Many glaciers, such as the Jacobusvan Isbrai Glacier, are retreating from the industrial age. The concern is that soon, their losses could be locked regardless of future reductions in greenhouse gas emissions. Credit: NASA, Public Domain

This is not just a problem in the Southern Hemisphere. Scientists believe that 1-2 meters of sea level rise from the glaciers of Greenland may be stuck which is melting regardless of what we do now. The 140-year record of glacier melting rates in the ice-sheet elevation and the Jacobshavan Basin indicates that there may be a reaction effect that causes rapid ice loss. As the ice sheet thins, it comes in contact with warm air at lower altitudes, accelerating the effect.

The melting ice is also playing havoc with the movement of the sea. Greenland’s icy cold water is slowing down the currents responsible for transporting heat through the world’s oceans. The fear is that it could disrupt rainfall in key areas, create more droughts and warm the southern oceans, accelerating the melting of West Antarctic ice sheets.

There is some comfort in the scale of time that has been prophesied, at least for the present living people. It is expected that the progress of 1-2 m growth from Jakobshavn melting will take a few centuries, even if we can’t stop it now. It is also not certain that a tipping point has been passed, however, with global temperatures and the concentration of greenhouse gases still increasing, that point may be incomplete. Regardless of the lack of return to pre-industrial temperatures, the researchers believe that significant ice loss, and corresponding sea level rise, is almost certain.
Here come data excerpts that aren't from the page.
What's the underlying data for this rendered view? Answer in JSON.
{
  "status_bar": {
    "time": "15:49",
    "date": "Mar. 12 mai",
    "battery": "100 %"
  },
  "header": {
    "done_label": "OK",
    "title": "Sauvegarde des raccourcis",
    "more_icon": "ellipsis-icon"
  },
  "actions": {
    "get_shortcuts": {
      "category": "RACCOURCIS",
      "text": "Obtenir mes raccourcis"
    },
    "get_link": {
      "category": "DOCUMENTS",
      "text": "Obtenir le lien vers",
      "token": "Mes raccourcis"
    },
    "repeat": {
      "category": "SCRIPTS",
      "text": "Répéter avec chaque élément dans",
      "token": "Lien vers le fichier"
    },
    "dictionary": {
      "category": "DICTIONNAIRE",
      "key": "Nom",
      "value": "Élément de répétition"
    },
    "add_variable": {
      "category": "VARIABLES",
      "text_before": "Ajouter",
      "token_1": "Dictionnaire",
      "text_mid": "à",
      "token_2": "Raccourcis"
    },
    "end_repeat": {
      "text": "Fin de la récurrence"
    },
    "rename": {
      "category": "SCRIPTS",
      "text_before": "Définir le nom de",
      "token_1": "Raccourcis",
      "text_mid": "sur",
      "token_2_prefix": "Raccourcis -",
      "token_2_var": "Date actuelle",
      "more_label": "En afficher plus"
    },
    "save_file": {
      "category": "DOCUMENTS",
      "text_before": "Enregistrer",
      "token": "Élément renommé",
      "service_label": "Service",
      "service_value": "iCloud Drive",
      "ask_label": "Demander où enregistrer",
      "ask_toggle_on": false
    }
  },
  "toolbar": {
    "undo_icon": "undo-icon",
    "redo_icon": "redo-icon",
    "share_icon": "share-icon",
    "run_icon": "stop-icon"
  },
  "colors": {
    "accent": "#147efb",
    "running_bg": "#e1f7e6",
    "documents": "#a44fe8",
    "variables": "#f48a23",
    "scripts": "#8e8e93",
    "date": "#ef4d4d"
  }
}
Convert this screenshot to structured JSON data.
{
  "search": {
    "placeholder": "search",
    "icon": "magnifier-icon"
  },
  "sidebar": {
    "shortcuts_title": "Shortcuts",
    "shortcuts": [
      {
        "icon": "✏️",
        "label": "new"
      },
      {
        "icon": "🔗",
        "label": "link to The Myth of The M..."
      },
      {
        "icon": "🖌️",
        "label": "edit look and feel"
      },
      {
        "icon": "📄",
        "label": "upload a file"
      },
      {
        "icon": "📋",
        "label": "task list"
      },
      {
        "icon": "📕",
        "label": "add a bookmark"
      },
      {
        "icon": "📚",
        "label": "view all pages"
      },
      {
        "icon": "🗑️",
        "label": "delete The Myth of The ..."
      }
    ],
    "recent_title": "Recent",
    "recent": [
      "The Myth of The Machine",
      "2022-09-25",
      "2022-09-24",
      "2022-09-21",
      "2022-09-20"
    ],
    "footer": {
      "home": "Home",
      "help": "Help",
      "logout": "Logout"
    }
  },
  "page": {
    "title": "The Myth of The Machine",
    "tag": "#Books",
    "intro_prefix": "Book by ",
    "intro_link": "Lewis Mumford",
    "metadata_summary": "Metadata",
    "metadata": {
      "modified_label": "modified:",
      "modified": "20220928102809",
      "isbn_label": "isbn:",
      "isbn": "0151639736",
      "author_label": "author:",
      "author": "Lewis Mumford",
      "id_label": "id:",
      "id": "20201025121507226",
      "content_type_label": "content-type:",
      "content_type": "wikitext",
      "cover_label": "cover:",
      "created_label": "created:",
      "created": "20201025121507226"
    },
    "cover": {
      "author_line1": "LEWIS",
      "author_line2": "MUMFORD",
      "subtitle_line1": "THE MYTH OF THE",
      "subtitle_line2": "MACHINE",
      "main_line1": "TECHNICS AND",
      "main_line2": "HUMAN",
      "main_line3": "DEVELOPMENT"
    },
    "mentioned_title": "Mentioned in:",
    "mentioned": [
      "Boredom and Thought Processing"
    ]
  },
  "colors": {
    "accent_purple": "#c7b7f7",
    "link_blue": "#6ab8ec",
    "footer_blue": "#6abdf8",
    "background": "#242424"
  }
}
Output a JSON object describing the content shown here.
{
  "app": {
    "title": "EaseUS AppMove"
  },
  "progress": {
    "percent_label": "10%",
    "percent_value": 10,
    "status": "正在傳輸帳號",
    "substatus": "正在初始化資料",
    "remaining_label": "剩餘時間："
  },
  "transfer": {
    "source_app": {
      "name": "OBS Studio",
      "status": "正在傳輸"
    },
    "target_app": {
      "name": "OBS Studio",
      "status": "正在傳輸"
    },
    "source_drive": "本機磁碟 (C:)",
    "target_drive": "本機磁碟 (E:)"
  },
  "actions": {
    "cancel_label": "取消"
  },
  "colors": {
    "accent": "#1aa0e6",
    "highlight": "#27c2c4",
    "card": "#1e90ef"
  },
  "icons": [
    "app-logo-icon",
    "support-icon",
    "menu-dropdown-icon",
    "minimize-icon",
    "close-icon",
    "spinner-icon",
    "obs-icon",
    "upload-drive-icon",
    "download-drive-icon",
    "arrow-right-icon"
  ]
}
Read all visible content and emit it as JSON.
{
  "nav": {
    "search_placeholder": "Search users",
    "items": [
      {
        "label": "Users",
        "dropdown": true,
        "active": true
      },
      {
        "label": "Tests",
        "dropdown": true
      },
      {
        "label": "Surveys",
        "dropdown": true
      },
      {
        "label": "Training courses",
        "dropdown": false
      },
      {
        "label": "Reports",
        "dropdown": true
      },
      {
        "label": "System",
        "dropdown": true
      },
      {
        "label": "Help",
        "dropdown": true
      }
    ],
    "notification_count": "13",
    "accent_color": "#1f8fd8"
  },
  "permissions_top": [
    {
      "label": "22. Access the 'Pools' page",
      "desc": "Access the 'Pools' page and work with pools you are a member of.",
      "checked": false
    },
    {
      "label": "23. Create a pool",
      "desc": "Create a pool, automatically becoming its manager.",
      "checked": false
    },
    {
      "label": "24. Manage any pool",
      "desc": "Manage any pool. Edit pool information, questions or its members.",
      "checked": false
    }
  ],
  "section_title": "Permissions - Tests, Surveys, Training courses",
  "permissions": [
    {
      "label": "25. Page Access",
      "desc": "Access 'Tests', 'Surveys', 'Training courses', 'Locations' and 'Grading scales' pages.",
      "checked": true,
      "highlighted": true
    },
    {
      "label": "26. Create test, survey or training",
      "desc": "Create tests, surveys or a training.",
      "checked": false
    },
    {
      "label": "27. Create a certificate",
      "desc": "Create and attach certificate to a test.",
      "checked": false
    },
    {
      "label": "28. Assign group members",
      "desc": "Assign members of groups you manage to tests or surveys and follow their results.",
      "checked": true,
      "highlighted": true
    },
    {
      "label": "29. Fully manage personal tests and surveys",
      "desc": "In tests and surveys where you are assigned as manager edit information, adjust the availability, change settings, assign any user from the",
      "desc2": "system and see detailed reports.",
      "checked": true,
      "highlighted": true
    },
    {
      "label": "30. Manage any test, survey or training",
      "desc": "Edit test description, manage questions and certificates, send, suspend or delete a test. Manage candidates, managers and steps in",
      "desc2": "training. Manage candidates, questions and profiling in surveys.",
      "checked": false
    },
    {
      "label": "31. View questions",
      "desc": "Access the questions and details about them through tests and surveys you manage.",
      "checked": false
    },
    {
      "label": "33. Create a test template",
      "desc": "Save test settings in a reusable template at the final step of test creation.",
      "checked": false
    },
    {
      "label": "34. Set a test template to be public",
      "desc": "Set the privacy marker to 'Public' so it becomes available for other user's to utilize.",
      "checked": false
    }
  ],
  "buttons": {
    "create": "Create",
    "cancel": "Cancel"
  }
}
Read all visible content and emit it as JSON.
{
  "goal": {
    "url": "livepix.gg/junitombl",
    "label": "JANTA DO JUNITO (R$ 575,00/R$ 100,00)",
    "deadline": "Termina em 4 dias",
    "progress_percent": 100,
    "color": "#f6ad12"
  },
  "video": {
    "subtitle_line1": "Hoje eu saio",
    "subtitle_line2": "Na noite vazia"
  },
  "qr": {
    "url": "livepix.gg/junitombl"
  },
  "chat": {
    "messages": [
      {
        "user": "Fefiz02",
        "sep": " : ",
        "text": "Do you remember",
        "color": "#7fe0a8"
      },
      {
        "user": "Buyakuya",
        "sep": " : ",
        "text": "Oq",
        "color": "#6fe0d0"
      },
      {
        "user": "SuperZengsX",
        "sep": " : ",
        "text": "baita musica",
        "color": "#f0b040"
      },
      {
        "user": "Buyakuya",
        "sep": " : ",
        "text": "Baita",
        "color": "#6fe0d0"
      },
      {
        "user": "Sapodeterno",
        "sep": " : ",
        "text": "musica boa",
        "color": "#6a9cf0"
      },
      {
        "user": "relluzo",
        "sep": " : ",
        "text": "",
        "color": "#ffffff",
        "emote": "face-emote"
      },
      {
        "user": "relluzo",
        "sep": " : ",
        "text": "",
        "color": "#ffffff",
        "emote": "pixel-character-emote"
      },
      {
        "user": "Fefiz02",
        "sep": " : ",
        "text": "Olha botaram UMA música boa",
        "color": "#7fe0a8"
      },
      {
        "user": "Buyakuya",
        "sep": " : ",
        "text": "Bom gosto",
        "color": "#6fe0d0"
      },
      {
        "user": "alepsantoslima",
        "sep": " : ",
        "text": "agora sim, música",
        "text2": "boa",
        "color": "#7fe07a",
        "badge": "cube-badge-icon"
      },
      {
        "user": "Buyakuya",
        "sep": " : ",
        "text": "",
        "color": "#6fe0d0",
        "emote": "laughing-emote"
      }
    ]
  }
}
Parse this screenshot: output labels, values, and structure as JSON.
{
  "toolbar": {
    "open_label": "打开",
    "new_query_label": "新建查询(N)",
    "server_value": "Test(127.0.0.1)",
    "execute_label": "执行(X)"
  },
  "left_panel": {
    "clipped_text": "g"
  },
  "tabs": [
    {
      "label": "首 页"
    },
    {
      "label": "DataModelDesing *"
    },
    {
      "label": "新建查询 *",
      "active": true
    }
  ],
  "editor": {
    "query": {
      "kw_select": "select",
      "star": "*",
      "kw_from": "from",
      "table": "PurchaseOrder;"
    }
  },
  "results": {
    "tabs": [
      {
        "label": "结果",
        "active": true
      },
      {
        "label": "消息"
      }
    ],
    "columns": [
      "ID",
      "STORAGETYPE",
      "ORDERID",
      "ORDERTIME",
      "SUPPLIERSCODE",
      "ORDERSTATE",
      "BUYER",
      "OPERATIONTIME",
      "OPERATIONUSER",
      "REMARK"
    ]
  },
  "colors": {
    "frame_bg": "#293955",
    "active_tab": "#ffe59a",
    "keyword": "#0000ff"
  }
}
The most painful predictions suggest that damage to Greenland’s ice sheets could be locked in at 1.5 degrees Celsius, which could be reached by 2030. If the models are correct, once this point is reached, emissions will decrease and global temperatures will stabilize. The ice sheet will not be enough to rescue, which will continue to melt slowly for a long time and the sea level will rise.

Future thoughts

Taken apart, both glaciers do not pose an immediate threat to our coastal cities over the next decade. However, if multiple climate systems continue to be pushed beyond the no-return point, as we have explored before, we may be able to reduce emissions and stop significant negative changes before we are able to stabilize the climate.

[Banner image: “Surprise Glacier” by USGS. Thumbnail: Calving at Perito Moreno by NASA Goddard.]